Codex Mediceus 68 II fol. 38The Roman historian Tacitus wrote concerning the Great Fire of Rome, in book 15, chapter 44 of his Annals (c. 116) including an account of how the emperor Nero blamed the Christians in Rome for the disaster and initiated the first known persecution of early Christians by the Romans. This has become one of the best known and most discussed passages of Tacitus' works. Although partly aimed at showing the inhumanity of the emperor, Tacitus' remarks have been studied more by modern scholars for information about his own religious attitudes and about the early history of Christianity:
Consequently, to get rid of the report, Nero fastened the guilt and inflicted the most exquisite tortures on a class hated for their abominations, called Christians by the populace. Christus, from whom the name had its origin, suffered the extreme penalty during the reign of Tiberius Caesar at the hands of one of our procurators, Pontius Pilatus, and a most mischievous superstition, thus checked for the moment, again broke out not only in Judaea, the first source of the evil, but even in Rome, where all things hideous and shameful from every part of the world find their centre and become popular.

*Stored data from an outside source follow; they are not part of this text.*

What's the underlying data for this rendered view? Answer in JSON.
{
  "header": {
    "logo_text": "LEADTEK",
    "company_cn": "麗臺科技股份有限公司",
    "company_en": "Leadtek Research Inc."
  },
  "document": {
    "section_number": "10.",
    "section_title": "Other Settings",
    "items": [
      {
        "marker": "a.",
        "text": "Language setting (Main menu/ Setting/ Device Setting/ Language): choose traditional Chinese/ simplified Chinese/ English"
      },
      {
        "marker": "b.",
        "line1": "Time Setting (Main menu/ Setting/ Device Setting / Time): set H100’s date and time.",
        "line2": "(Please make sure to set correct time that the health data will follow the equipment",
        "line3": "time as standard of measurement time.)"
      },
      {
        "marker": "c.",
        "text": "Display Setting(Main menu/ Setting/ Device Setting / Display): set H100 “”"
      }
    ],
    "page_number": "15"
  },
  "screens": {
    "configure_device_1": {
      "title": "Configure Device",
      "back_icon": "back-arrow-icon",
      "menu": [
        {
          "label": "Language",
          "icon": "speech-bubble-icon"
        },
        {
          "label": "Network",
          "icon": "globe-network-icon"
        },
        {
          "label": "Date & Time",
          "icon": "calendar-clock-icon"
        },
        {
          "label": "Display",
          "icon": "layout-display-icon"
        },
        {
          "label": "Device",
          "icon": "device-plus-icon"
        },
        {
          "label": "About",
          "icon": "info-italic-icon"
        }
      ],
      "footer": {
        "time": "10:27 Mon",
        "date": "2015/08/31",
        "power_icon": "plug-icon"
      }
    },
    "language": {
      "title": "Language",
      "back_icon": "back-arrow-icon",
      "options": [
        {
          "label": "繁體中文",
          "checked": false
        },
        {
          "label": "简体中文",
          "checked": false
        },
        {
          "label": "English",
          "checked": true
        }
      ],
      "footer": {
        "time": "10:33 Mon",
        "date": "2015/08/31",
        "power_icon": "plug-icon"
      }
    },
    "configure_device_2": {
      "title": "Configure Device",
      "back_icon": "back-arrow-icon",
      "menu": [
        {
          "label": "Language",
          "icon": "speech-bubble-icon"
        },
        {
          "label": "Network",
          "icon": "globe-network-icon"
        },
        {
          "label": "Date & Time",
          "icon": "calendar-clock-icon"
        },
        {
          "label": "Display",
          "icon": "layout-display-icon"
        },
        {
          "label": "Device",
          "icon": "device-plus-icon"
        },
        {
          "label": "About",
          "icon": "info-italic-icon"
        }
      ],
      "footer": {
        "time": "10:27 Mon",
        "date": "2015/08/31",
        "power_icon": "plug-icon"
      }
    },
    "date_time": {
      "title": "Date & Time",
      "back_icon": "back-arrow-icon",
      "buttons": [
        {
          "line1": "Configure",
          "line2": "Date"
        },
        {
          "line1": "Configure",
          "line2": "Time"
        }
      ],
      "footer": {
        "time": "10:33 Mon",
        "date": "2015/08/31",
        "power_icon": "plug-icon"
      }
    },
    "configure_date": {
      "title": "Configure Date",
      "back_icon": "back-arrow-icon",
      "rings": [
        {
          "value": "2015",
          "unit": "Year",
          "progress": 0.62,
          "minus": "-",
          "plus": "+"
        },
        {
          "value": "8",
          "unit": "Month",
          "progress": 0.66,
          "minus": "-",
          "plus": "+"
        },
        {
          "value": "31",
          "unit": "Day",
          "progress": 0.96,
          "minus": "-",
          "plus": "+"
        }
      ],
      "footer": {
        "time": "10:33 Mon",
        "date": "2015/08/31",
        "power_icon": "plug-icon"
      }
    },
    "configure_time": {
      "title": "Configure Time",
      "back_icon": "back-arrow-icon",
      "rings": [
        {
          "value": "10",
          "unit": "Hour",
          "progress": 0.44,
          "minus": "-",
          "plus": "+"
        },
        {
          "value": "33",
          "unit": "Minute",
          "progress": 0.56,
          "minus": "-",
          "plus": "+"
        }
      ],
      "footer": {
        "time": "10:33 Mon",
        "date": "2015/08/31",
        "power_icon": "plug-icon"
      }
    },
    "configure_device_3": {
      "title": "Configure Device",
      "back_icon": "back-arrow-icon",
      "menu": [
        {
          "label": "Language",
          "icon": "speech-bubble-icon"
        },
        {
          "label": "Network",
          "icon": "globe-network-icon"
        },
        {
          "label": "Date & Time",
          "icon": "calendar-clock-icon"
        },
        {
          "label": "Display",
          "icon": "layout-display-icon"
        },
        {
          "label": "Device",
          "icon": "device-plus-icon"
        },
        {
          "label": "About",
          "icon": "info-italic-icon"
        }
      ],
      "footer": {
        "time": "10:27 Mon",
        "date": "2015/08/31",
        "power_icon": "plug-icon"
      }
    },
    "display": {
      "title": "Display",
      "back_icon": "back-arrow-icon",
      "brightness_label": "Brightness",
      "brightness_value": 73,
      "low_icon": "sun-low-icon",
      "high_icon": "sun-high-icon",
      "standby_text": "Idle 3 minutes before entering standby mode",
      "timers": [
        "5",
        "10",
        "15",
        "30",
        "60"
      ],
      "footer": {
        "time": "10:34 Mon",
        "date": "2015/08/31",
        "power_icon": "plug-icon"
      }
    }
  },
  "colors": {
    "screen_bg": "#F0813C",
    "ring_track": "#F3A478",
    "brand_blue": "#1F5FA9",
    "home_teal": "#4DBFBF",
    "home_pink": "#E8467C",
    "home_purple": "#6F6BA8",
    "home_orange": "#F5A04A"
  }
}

Accordingly, an arrest was first made of all who pleaded guilty; then, upon their information, an immense multitude was convicted, not so much of the crime of firing the city, as of hatred against mankind. Mockery of every sort was added to their deaths. Covered with the skins of beasts, they were torn by dogs and perished, or were nailed to crosses, or were doomed to the flames and burnt, to serve as a nightly illumination, when daylight had expired.